L’expression « intelligence artificielle générale », ou AGI, est aujourd’hui au cœur des ambitions les plus démesurées de la Silicon Valley. Elle symbolise ce moment hypothétique où les machines égaleraient ou dépasseraient toutes les capacités cognitives humaines. Pourtant, celui qui a inventé ce terme ne l’a pas conçu comme une promesse, mais comme une mise en garde.

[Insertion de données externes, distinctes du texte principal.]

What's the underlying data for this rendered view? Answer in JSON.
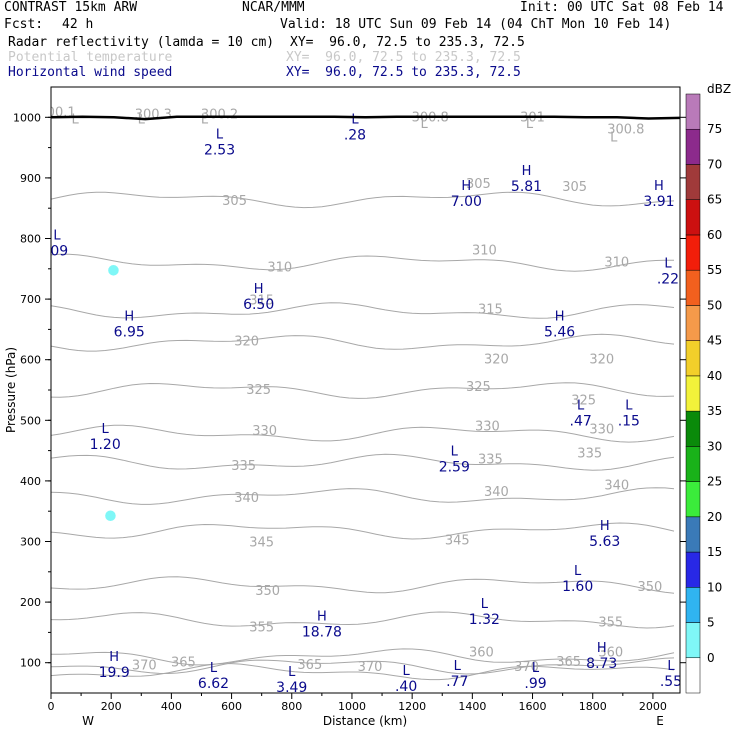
{
  "header": {
    "model": "CONTRAST 15km ARW",
    "org": "NCAR/MMM",
    "init": "Init: 00 UTC Sat 08 Feb 14",
    "fcst_label": "Fcst:",
    "fcst_value": "42 h",
    "valid": "Valid: 18 UTC Sun 09 Feb 14 (04 ChT Mon 10 Feb 14)",
    "field1_name": "Radar reflectivity (lamda = 10 cm)",
    "field1_xy": "XY=  96.0, 72.5 to 235.3, 72.5",
    "field2_name": "Potential temperature",
    "field2_xy": "XY=  96.0, 72.5 to 235.3, 72.5",
    "field3_name": "Horizontal wind speed",
    "field3_xy": "XY=  96.0, 72.5 to 235.3, 72.5"
  },
  "colors": {
    "theta_contour": "#a8a8a8",
    "wind_label": "#0a0a8c",
    "reflectivity_5_10": "#7ff7f7",
    "terrain": "#000000"
  },
  "chart_data": {
    "type": "cross-section",
    "xlabel": "Distance (km)",
    "ylabel": "Pressure (hPa)",
    "xlim": [
      0,
      2090
    ],
    "ylim": [
      1050,
      50
    ],
    "x_ticks": [
      "0",
      "200",
      "400",
      "600",
      "800",
      "1000",
      "1200",
      "1400",
      "1600",
      "1800",
      "2000"
    ],
    "y_ticks": [
      "100",
      "200",
      "300",
      "400",
      "500",
      "600",
      "700",
      "800",
      "900",
      "1000"
    ],
    "x_end_labels": {
      "left": "W",
      "right": "E"
    },
    "colorbar": {
      "unit": "dBZ",
      "labels": [
        "0",
        "5",
        "10",
        "15",
        "20",
        "25",
        "30",
        "35",
        "40",
        "45",
        "50",
        "55",
        "60",
        "65",
        "70",
        "75"
      ],
      "colors": [
        "#ffffff",
        "#7ff7f7",
        "#30b4f0",
        "#2828e6",
        "#3a7ab8",
        "#3bec3b",
        "#19b219",
        "#0a8a0a",
        "#f2f23a",
        "#f2cf2a",
        "#f59a4a",
        "#f2601e",
        "#f21e0a",
        "#cc1010",
        "#a03a3a",
        "#8c2a8c",
        "#b97ab9"
      ]
    },
    "theta_contours": [
      {
        "value": "305",
        "p": 865
      },
      {
        "value": "310",
        "p": 760
      },
      {
        "value": "315",
        "p": 680
      },
      {
        "value": "320",
        "p": 628
      },
      {
        "value": "325",
        "p": 550
      },
      {
        "value": "330",
        "p": 478
      },
      {
        "value": "335",
        "p": 430
      },
      {
        "value": "340",
        "p": 375
      },
      {
        "value": "345",
        "p": 318
      },
      {
        "value": "350",
        "p": 228
      },
      {
        "value": "355",
        "p": 170
      },
      {
        "value": "360",
        "p": 110
      },
      {
        "value": "365",
        "p": 95
      },
      {
        "value": "370",
        "p": 85
      }
    ],
    "theta_labels": [
      {
        "text": "370",
        "x": 310,
        "p": 95
      },
      {
        "text": "365",
        "x": 440,
        "p": 100
      },
      {
        "text": "365",
        "x": 860,
        "p": 96
      },
      {
        "text": "370",
        "x": 1060,
        "p": 93
      },
      {
        "text": "370",
        "x": 1580,
        "p": 93
      },
      {
        "text": "365",
        "x": 1720,
        "p": 101
      },
      {
        "text": "360",
        "x": 1430,
        "p": 117
      },
      {
        "text": "360",
        "x": 1860,
        "p": 117
      },
      {
        "text": "355",
        "x": 700,
        "p": 158
      },
      {
        "text": "355",
        "x": 1860,
        "p": 166
      },
      {
        "text": "350",
        "x": 720,
        "p": 218
      },
      {
        "text": "350",
        "x": 1990,
        "p": 225
      },
      {
        "text": "345",
        "x": 700,
        "p": 298
      },
      {
        "text": "345",
        "x": 1350,
        "p": 302
      },
      {
        "text": "340",
        "x": 650,
        "p": 372
      },
      {
        "text": "340",
        "x": 1480,
        "p": 382
      },
      {
        "text": "340",
        "x": 1880,
        "p": 392
      },
      {
        "text": "335",
        "x": 640,
        "p": 425
      },
      {
        "text": "335",
        "x": 1460,
        "p": 435
      },
      {
        "text": "335",
        "x": 1790,
        "p": 445
      },
      {
        "text": "330",
        "x": 710,
        "p": 482
      },
      {
        "text": "330",
        "x": 1450,
        "p": 490
      },
      {
        "text": "330",
        "x": 1830,
        "p": 485
      },
      {
        "text": "325",
        "x": 690,
        "p": 550
      },
      {
        "text": "325",
        "x": 1420,
        "p": 555
      },
      {
        "text": "325",
        "x": 1770,
        "p": 533
      },
      {
        "text": "320",
        "x": 650,
        "p": 630
      },
      {
        "text": "320",
        "x": 1480,
        "p": 600
      },
      {
        "text": "320",
        "x": 1830,
        "p": 600
      },
      {
        "text": "315",
        "x": 700,
        "p": 698
      },
      {
        "text": "315",
        "x": 1460,
        "p": 683
      },
      {
        "text": "310",
        "x": 760,
        "p": 752
      },
      {
        "text": "310",
        "x": 1440,
        "p": 780
      },
      {
        "text": "310",
        "x": 1880,
        "p": 760
      },
      {
        "text": "305",
        "x": 610,
        "p": 862
      },
      {
        "text": "305",
        "x": 1420,
        "p": 890
      },
      {
        "text": "305",
        "x": 1740,
        "p": 885
      },
      {
        "text": "300.8",
        "x": 1910,
        "p": 980
      },
      {
        "text": "300.8",
        "x": 1260,
        "p": 1000
      },
      {
        "text": "301",
        "x": 1600,
        "p": 1000
      },
      {
        "text": "300.3",
        "x": 340,
        "p": 1005
      },
      {
        "text": "300.2",
        "x": 560,
        "p": 1005
      },
      {
        "text": "300.1",
        "x": 20,
        "p": 1008
      }
    ],
    "theta_minima": [
      {
        "x": 80,
        "p": 990
      },
      {
        "x": 300,
        "p": 990
      },
      {
        "x": 510,
        "p": 990
      },
      {
        "x": 1240,
        "p": 982
      },
      {
        "x": 1590,
        "p": 982
      },
      {
        "x": 1870,
        "p": 960
      }
    ],
    "wind_extrema": [
      {
        "type": "H",
        "value": "19.9",
        "x": 210,
        "p": 103
      },
      {
        "type": "L",
        "value": "6.62",
        "x": 540,
        "p": 85
      },
      {
        "type": "L",
        "value": "3.49",
        "x": 800,
        "p": 78
      },
      {
        "type": "L",
        "value": ".40",
        "x": 1180,
        "p": 80
      },
      {
        "type": "L",
        "value": ".77",
        "x": 1350,
        "p": 88
      },
      {
        "type": "L",
        "value": ".99",
        "x": 1610,
        "p": 85
      },
      {
        "type": "H",
        "value": "8.73",
        "x": 1830,
        "p": 118
      },
      {
        "type": "L",
        "value": ".55",
        "x": 2060,
        "p": 88
      },
      {
        "type": "H",
        "value": "18.78",
        "x": 900,
        "p": 170
      },
      {
        "type": "L",
        "value": "1.32",
        "x": 1440,
        "p": 190
      },
      {
        "type": "L",
        "value": "1.60",
        "x": 1750,
        "p": 245
      },
      {
        "type": "H",
        "value": "5.63",
        "x": 1840,
        "p": 319
      },
      {
        "type": "L",
        "value": "2.59",
        "x": 1340,
        "p": 442
      },
      {
        "type": "L",
        "value": "1.20",
        "x": 180,
        "p": 479
      },
      {
        "type": "L",
        "value": ".47",
        "x": 1760,
        "p": 518
      },
      {
        "type": "L",
        "value": ".15",
        "x": 1920,
        "p": 518
      },
      {
        "type": "H",
        "value": "6.95",
        "x": 260,
        "p": 665
      },
      {
        "type": "H",
        "value": "5.46",
        "x": 1690,
        "p": 665
      },
      {
        "type": "H",
        "value": "6.50",
        "x": 690,
        "p": 710
      },
      {
        "type": "L",
        "value": ".22",
        "x": 2050,
        "p": 752
      },
      {
        "type": "L",
        "value": ".09",
        "x": 20,
        "p": 798
      },
      {
        "type": "H",
        "value": "7.00",
        "x": 1380,
        "p": 880
      },
      {
        "type": "H",
        "value": "3.91",
        "x": 2020,
        "p": 880
      },
      {
        "type": "H",
        "value": "5.81",
        "x": 1580,
        "p": 905
      },
      {
        "type": "L",
        "value": "2.53",
        "x": 560,
        "p": 965
      },
      {
        "type": "L",
        "value": ".28",
        "x": 1010,
        "p": 990
      }
    ],
    "reflectivity_cells": [
      {
        "dbz_bin": "5-10",
        "x": [
          180,
          215
        ],
        "p": [
          300,
          385
        ]
      },
      {
        "dbz_bin": "5-10",
        "x": [
          190,
          225
        ],
        "p": [
          655,
          840
        ]
      }
    ],
    "terrain_surface_hPa": [
      1000,
      1001,
      1000,
      997,
      1001,
      1001,
      1001,
      1001,
      1001,
      1001,
      1000,
      1001,
      1001,
      1001,
      1001,
      1001,
      1001,
      1000,
      1000,
      998,
      999
    ]
  }
}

Tout commence en 1956, lors d’un colloque à Dartmouth College, où John McCarthy forge le concept d’« intelligence artificielle ». Des décennies plus tard, en 1997, un physicien du nom de Mark Gubrud, alors doctorant à l’Université du Maryland, s’inquiète des dérives possibles de la nanotechnologie et de l’IA. Dans une conférence intitulée Nanotechnology and International Security, il emploie pour la première fois l’expression « artificial general intelligence ». Il la définit comme une forme d’intelligence mécanique capable d’acquérir et de manipuler des connaissances générales et de raisonner dans n’importe quel domaine où l’on aurait besoin d’un être humain. Autrement dit, la définition que nous utilisons encore aujourd’hui.

À l’époque, personne ne remarqua son invention. Gubrud ne cherchait pas à révolutionner la technologie, mais à prévenir une catastrophe : il redoutait qu’une telle puissance, combinée à la militarisation et à la course à l’innovation, ne provoque un désastre plus grand que la guerre nucléaire.

Dans les années 2000, alors que le domaine de l’IA sortait de son « hiver », d’autres chercheurs Ben Goertzel, Shane Legg, Pei Wang reprennent le flambeau. Kurzweil parle de « strong AI », mais c’est Legg qui propose d’ajouter le mot « general », donnant naissance à l’acronyme AGI. Ironie de l’histoire : ils pensent avoir inventé le terme, avant de découvrir que Gubrud l’avait déjà formulé près de dix ans plus tôt. Aujourd’hui, Legg est le scientifique en chef de DeepMind, l’une des entreprises les plus avancées dans la quête de cette fameuse intelligence générale.

Pendant que les géants de la tech OpenAI, Microsoft, Google, Meta dépensent des milliards pour atteindre ce Graal numérique, Gubrud, lui, vit modestement, toujours préoccupé par les dérives militaires et éthiques de ces technologies. « L’AGI vaut des milliers de milliards, dit-il. Et moi, je suis un homme de 66 ans, sans nom, sans argent, sans poste. » Mais il garde une conviction : le monde devrait écouter ses avertissements, car derrière l’obsession d’imiter l’esprit humain se cache peut-être une menace que nous ne comprendrons que trop tard.